Private Entnahmen vom Geschäftskonto (oder aus der Kasse) wirken sich nicht auf den steuerpflichtigen Gewinn aus. Vielmehr handelt es sich um eine Art Vorschuss auf den zu erwartenden Gewinn des laufenden Jahres.
Vorsicht: Finanzamt verdient mit!
Nur: Wie hoch sollte Ihr Unternehmerlohn sein, damit Sie nicht versehentlich über Ihre Verhältnisse leben? Oder womöglich Geld ausgeben, das nicht Ihnen, sondern dem Finanzamt gehört?
Schließlich sammelt sich nach Abzug der Betriebsausgaben auf Ihren Betriebskonten ja nicht nur der verbleibende Gewinn an. Im Überschuss enthalten sind auch die noch nicht abgeführten Steuern, soweit sie die geleisteten Vorauszahlungen übersteigen. Denken Sie nur an die ...
- Umsatzsteuer,
- Gewerbesteuer und vor allem
- Ihre persönliche Einkommensteuer.
Grund genug, die Höhe des erforderlichen und / oder gewünschten Unternehmerlohns zu kennen, in die eigenen Preise einzukalkulieren und nach Möglichkeit dann auch zu erwirtschaften.

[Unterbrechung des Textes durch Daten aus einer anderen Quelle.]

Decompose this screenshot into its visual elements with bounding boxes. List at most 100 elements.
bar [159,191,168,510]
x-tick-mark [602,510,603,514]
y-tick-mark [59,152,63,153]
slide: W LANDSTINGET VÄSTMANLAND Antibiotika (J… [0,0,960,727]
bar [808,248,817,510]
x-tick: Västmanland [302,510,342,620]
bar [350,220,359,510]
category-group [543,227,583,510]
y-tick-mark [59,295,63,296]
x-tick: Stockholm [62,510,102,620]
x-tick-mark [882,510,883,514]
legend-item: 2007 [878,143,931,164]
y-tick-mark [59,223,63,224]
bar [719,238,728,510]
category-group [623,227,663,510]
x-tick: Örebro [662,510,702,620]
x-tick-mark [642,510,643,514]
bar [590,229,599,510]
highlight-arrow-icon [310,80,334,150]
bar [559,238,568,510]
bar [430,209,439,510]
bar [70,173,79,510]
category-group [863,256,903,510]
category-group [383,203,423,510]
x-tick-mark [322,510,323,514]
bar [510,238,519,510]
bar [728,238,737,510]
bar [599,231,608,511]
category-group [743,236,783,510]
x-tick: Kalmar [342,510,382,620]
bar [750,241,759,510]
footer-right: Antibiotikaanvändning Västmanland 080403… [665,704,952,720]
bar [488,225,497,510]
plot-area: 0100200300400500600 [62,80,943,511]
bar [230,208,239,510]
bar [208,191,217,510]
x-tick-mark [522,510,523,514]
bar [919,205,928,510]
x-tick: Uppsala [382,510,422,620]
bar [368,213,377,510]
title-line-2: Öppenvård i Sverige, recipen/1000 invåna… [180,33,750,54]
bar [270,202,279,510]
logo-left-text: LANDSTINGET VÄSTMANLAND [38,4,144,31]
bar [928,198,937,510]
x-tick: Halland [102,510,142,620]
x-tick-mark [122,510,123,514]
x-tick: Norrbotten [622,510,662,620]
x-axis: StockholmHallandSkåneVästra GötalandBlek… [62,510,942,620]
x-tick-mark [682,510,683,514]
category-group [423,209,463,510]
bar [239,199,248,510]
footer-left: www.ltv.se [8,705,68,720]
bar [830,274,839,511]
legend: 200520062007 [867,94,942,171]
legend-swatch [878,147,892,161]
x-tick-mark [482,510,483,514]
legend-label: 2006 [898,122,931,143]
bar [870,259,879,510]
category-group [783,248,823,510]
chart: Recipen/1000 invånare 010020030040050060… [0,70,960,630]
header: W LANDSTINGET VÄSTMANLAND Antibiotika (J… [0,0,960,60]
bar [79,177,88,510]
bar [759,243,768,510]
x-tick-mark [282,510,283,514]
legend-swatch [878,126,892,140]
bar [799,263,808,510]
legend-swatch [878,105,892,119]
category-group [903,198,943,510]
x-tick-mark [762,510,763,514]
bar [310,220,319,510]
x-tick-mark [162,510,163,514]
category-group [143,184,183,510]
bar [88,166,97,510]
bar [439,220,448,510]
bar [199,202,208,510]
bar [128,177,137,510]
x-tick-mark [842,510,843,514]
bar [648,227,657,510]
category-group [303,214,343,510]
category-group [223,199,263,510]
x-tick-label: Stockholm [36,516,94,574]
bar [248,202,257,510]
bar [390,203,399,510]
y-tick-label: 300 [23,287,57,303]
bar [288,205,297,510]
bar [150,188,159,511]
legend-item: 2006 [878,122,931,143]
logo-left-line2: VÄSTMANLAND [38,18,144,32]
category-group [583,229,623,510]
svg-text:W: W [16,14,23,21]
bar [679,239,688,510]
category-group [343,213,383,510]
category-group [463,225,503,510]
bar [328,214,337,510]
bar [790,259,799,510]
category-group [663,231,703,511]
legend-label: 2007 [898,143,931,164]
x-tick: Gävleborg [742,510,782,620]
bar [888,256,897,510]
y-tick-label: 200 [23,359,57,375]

Bitte beachten Sie: Wie hoch Sie Ihren Unternehmerlohn ansetzen, bleibt Ihnen überlassen. Einen branchenübergreifenden Kalkulationsansatz gibt es nicht. Im 20. Jahrhundert wurde vielfach die sogenannte Seifenformel verwendet. Lebensnähere Ansätze aus Sicht von Solo-Selbstständigen und Einzelunternehmern sind ...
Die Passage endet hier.